Katim is only the first generation of cross between Kaddura and Timor, codenamed T8667, but it still needs to be determined by breeding, so Katim is not a variety, but a breed group with similar lineages. In addition, Timor crossed with another bourbon variety to become the Sachimo Sarchimor variety group, codenamed T5296. These varieties are particularly suitable for planting at an altitude of about 700-1000 meters, and are rapidly planted in American coffee plantations as a new variety with high yield, disease resistance and adaptability to warm climates at low elevations. Since the late 1980s, national coffee laboratories have begun to develop their own Katim subspecies.

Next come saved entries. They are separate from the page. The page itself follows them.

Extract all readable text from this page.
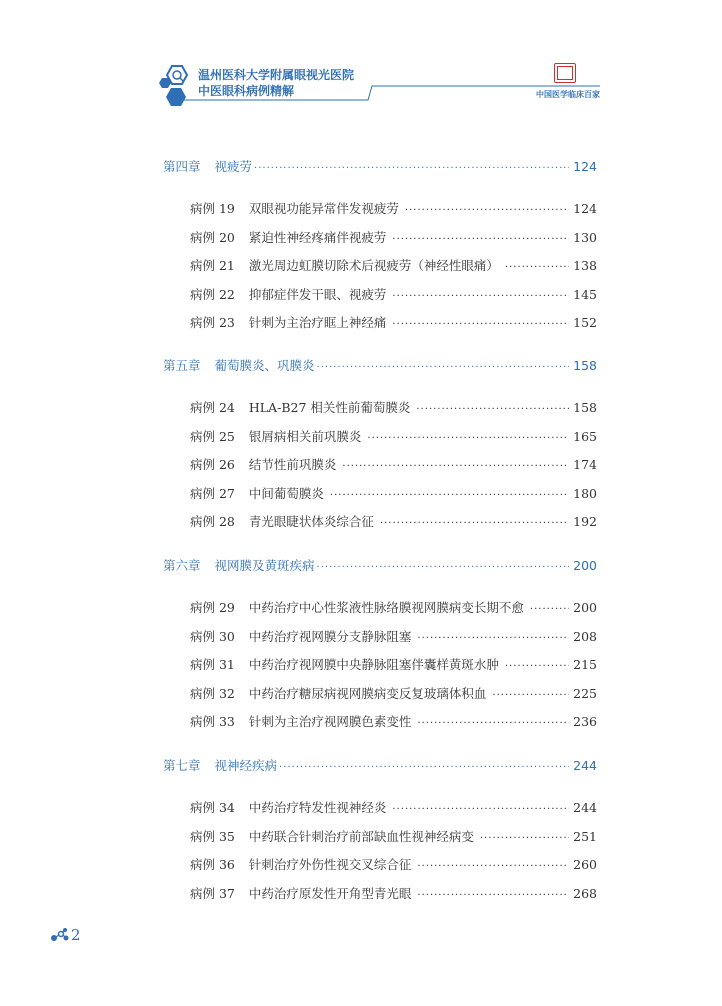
温州医科大学附属眼视光医院
中医眼科病例精解	中国医学临床百家
第四章 视疲劳 ·····	124
病例 19 双眼视功能异常伴发视疲劳 ·····	124
病例 20 紧迫性神经疼痛伴视疲劳 ·····	130
病例 21 激光周边虹膜切除术后视疲劳（神经性眼痛） ·····	138
病例 22 抑郁症伴发干眼、视疲劳 ·····	145
病例 23 针刺为主治疗眶上神经痛 ·····	152
第五章 葡萄膜炎、巩膜炎 ·····	158
病例 24 HLA-B27 相关性前葡萄膜炎 ·····	158
病例 25 银屑病相关前巩膜炎 ·····	165
病例 26 结节性前巩膜炎 ·····	174
病例 27 中间葡萄膜炎 ·····	180
病例 28 青光眼睫状体炎综合征 ·····	192
第六章 视网膜及黄斑疾病 ·····	200
病例 29 中药治疗中心性浆液性脉络膜视网膜病变长期不愈 ·····	200
病例 30 中药治疗视网膜分支静脉阻塞 ·····	208
病例 31 中药治疗视网膜中央静脉阻塞伴囊样黄斑水肿 ·····	215
病例 32 中药治疗糖尿病视网膜病变反复玻璃体积血 ·····	225
病例 33 针刺为主治疗视网膜色素变性 ·····	236
第七章 视神经疾病 ·····	244
病例 34 中药治疗特发性视神经炎 ·····	244
病例 35 中药联合针刺治疗前部缺血性视神经病变 ·····	251
病例 36 针刺治疗外伤性视交叉综合征 ·····	260
病例 37 中药治疗原发性开角型青光眼 ·····	268
2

Costa Rica T8667 and T5175 are selected by the Costa Rican Centre for Tropical Agricultural Research and higher Education (CATIE), which introduced F5 offspring bred by Portuguese H26 materials. T refers to the location of the institute, Turrialba. Another variety, Costa Rica95, was developed by the Costa Rican Coffee Institute (ICAFE) and released in June 1995.
Costa Rica95
The Katim variety developed in Honduras by the Honduran Coffee Institute (HCAFE), called Lempira, can grow at an altitude of 600-1000 meters.
Lempira
El Salvador is cultivated by the Salvadoran Coffee Institute (ISIC), called Catisic, and can be grown in acidic soil at an altitude of 600-1200 meters.
Catisic
Originally, tin trucks were grown in Yunnan. In the 1990s, Nestl é introduced Katim to Yunnan to produce instant coffee. For farmers, it is much cheaper to take care of Katim than a tin pickup, and it produces twice as much as Katim, resulting in a volume-based production mode. At present, Katim, Tieka, Bourbon, Kaddura and other varieties are also planted in Yunnan. However, Qianjie also has a small Katim coffee bean from Yunnan, washed and tasted with melons and fruits, with a little plum acid and cocoa flavor, black tea taste and overall balance.